Although ECP regions are projected to persist in the Daisetsu Mountains and Mt. Fuji after the latter half of the twenty-first century, the risk of disappearance is higher for the ECP regions in other domains. In the Hidaka Mountains and the Northern Japan Alps, where the latitude and mountaintop altitude are relatively high, the ECP regions are projected to disappear in the next ten years or so, irrespective of the climate scenario. In the other five domains, Mt. Shiretokodake, Mt. Sharidake, Southern Japan Alps, Mt. Akandake, and Mt. Yotei, most of the ECP regions are also projected to disappear shortly. Indeed, the mode of seasonal freezing in these domains may already have changed significantly.

The analysis presented in this study does not consider detailed factors such as topography (slope direction and slope angle), soil properties (porosity and permeability), vegetation, and meteorological conditions (precipitation, local wind direction and snow cover), which are known to play important roles in determining the distribution of permafrost (e.g., Ishikawa and Hirakawa 2000). Using a 30-year average as the calculation period for the freezing and thawing indices, hysteresis in surface air temperature changes is considered in our estimates for the ECP region (see Methods). However, the response of permafrost to changes in climatic conditions may occur over a much longer timescale (Saito et al. 2014), and changes in permafrost distributions may be slower than those shown in Fig. 4.

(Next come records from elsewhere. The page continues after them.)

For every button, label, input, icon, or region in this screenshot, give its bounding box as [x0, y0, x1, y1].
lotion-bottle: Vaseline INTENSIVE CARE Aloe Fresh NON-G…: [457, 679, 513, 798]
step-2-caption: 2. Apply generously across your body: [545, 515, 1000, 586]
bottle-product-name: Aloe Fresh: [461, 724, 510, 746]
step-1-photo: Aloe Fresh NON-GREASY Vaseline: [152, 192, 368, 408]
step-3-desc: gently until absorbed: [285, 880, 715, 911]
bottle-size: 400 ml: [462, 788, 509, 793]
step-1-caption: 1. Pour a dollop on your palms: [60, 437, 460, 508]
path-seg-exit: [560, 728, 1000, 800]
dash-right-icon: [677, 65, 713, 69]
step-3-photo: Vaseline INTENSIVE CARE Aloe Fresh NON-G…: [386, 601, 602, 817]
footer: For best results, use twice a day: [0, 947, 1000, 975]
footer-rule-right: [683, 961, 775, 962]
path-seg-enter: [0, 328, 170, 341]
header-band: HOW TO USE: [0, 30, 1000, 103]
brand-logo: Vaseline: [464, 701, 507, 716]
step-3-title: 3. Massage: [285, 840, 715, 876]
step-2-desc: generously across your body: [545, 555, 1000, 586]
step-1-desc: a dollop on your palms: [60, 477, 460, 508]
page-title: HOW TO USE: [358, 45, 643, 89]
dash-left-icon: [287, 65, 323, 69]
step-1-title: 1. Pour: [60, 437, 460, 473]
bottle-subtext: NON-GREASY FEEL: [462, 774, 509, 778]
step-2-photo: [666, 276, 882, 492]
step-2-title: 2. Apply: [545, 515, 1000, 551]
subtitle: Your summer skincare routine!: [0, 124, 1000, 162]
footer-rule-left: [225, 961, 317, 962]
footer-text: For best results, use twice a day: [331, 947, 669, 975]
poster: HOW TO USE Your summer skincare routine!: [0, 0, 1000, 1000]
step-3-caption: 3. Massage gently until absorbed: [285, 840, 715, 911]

The climatic conditions under which permafrost can exist in Japan’s mountainous regions are expected to disappear, indicating the importance of monitoring the environment and developing adaptation measures for climate change. Specifically, monitoring the phenology and distribution of alpine vegetation is considered important for clarifying the effects of permafrost thawing on alpine ecosystems (Yokohata et al. 2021). Accurately monitoring environmental changes in mountainous areas is also vital for addressing the problem of increases in the scale and frequency of flow slopes and landslides (Krautblatter et al. 2013; Lacelle et al. 2015; Patton et al. 2019). Thus, applying a technique to determine the ground-surface displacement in detail by using satellite data is considered necessary (Iwahana et al. 2016; Abe et al. 2020). In addition to accurately monitoring changes in mountain environments, providing local governments with appropriate measures to prepare for major future environmental changes is an essential issue for future studies.